First, don’t let the billionaires colonize your sense of wonder. Space is genuinely, breathtakingly miraculous. The Earthrise photo is one of the most important images ever taken. The Artemis astronauts who just flew around the Moon are extraordinary human beings doing an extraordinary thing. That awe is real and it belongs to all of us. Life is incredibly rare, and we’re getting to live it right now. Our Optimistic Rebellion is reclaiming that sense of wonder from the vanity rockets and the fever dreams and the escape hatches and pointing our imagination and brilliance at the right problems.

Second, and I want to be really clear about this, I am not saying never. I still believe a Star Trek future is possible.
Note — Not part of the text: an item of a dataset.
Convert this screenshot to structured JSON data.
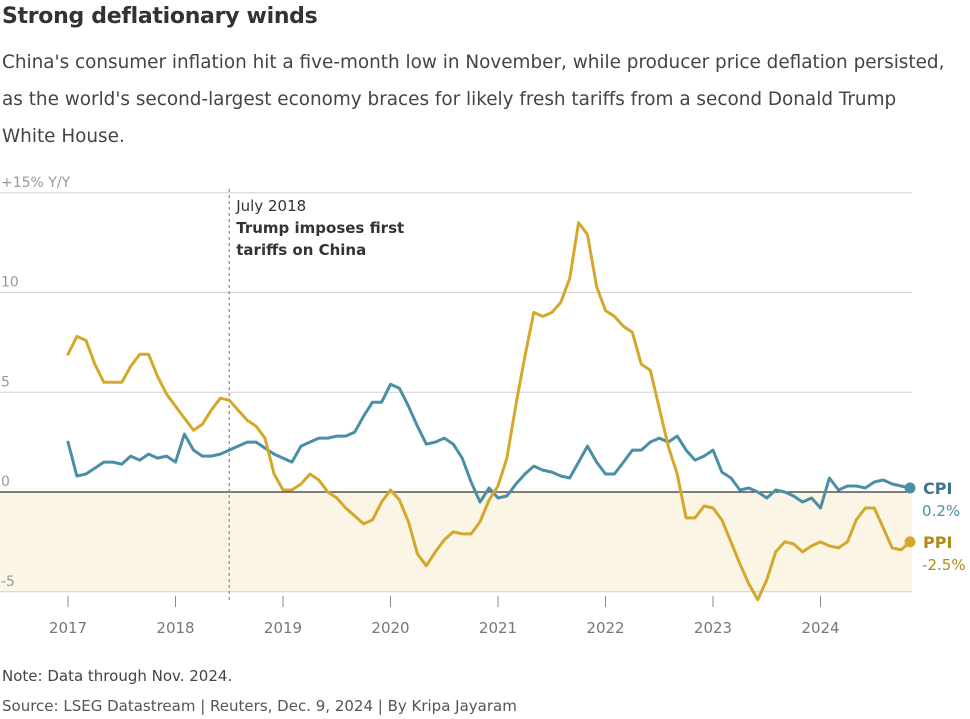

A multi-planetary, eventually multi-stellar human civilization is still possible. I want that future. But the Optimistic Rebellion is refusing the false choice between “space now” and “space never” and insisting on the version where we actually get to have both because we did the work in the right order. We fixed the ship. We earned the next chapter.

Third, I want you to consider something DJ White said in Nate’s episode: we are already on a spaceship. Right now, during this episode, you and I are hurtling through the cosmos at incomprehensible speed, on a vessel so perfectly tuned to human life that we barely notice it. There are even alien minds on our ship: whales singing complex songs under the ice, dolphins that can learn to use computers as fast as children can. There are ecosystems of staggering complexity that we’ve barely begun to understand. The adventure isn’t just out there. It’s right here. We’re already in space. Looking up is important, but it matters most when it reminds us to look down and see the miracle we’re standing on.

P.S. Right after I hit “publish” on this, I went to see Project Hail Mary. Please go see this delightful and heartwarming film. To my eyes, it makes a picture-perfect case for why “space FOR earth” is beautiful.